From left to right: Dean Manson, Stephen Spengler, Richard Branson, Sunil Bharti Mittal, Greg Wyler, Tom Enders, Paul Jacobs
December 19 2016
Today’s announcement marks an important step towards achieving our mission to build a new global knowledge infrastructure accessible to everyone. This is an exciting day for those who hunger for the information, freedom, and economic participation the web enables, particularly in rural areas, and especially for the two million schools without broadband.
We want to thank Softbank, Qualcomm, Grupo Salinas and our tireless, hyper-dedicated, mission driven team for helping to make this vision a reality. Our initial investing partners—including Airbus, Bharti, Coca-Cola, Hughes, Intelsat, MDA, and Virgin—have been incredibly supportive during the process, thank you for believing.
With this new round of funding and based on our rapid technical progress over the past year, we also announce a much larger goal:
To fully bridge the Digital Divide by 2027, making Internet access available and affordable for everyone.
While the cities and suburbs of developed countries have broadband access, over 50% of the world, including rural America, Europe and Asia, remain without reliable high-speed connectivity. The impact in emerging markets is even greater, where many are without access even at their schools or community centers. Internet access is critical for digital government, health and education, and lack of access impairs financial growth when markets cannot develop, trade and become economically relevant to each other. This issue impacts everyone, and together we can solve it.
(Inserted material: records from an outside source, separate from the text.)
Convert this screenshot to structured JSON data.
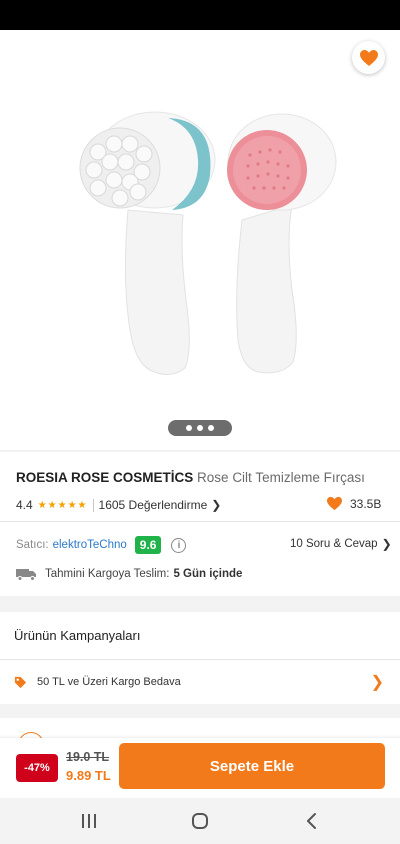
{
  "header": {
    "back_icon": "arrow-left-icon",
    "share_icon": "share-icon",
    "favorite_icon": "heart-icon",
    "accent": "#f27a1a"
  },
  "gallery": {
    "page_count": 3
  },
  "product": {
    "brand": "ROESIA ROSE COSMETİCS",
    "name": "Rose Cilt Temizleme Fırçası",
    "rating": "4.4",
    "stars_filled": 4.4,
    "stars_text": "★★★★★",
    "reviews": "1605 Değerlendirme",
    "likes": "33.5B"
  },
  "seller": {
    "label": "Satıcı:",
    "name": "elektroTeChno",
    "score": "9.6",
    "score_color": "#1fb34a",
    "qa": "10 Soru & Cevap"
  },
  "delivery": {
    "label": "Tahmini Kargoya Teslim:",
    "value": "5 Gün içinde"
  },
  "campaigns": {
    "title": "Ürünün Kampanyaları",
    "items": [
      {
        "label": "50 TL ve Üzeri Kargo Bedava",
        "icon": "tag-icon"
      }
    ]
  },
  "purchase": {
    "discount": "-47%",
    "old_price": "19.0 TL",
    "new_price": "9.89 TL",
    "cart_label": "Sepete Ekle"
  },
  "system_nav": {
    "recents_icon": "recents-icon",
    "home_icon": "home-icon",
    "back_icon": "back-chevron-icon"
  }
}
OneWeb and our partners have been making great progress. We will soon provide more details of our roadmap, which includes greater than 100x capacity growth from our first generation system, including Gigabit per second speeds, lower latencies, and affordable self-installed terminals. These new capabilities will support both our 2022 goal of connecting every unconnected school and our 2027 goal of bridging the digital divide. At the same time, boundless low latency broadband access will be available for homes, connected cars, trains, planes and cellular backhaul applications.
In early 2018 we will launch an initial 10 production satellites, which, pending a detailed test regimen, will become the first of our fleet. Six months later we will begin our full launch campaign and start providing low latency broadband access as early as 2019.
We have a lot to do between now and then, but it is a good time to say we have appreciated the tremendous amount of global support we have received. This is not just our mission, this is everyone’s mission—and we are really glad to be a part of it.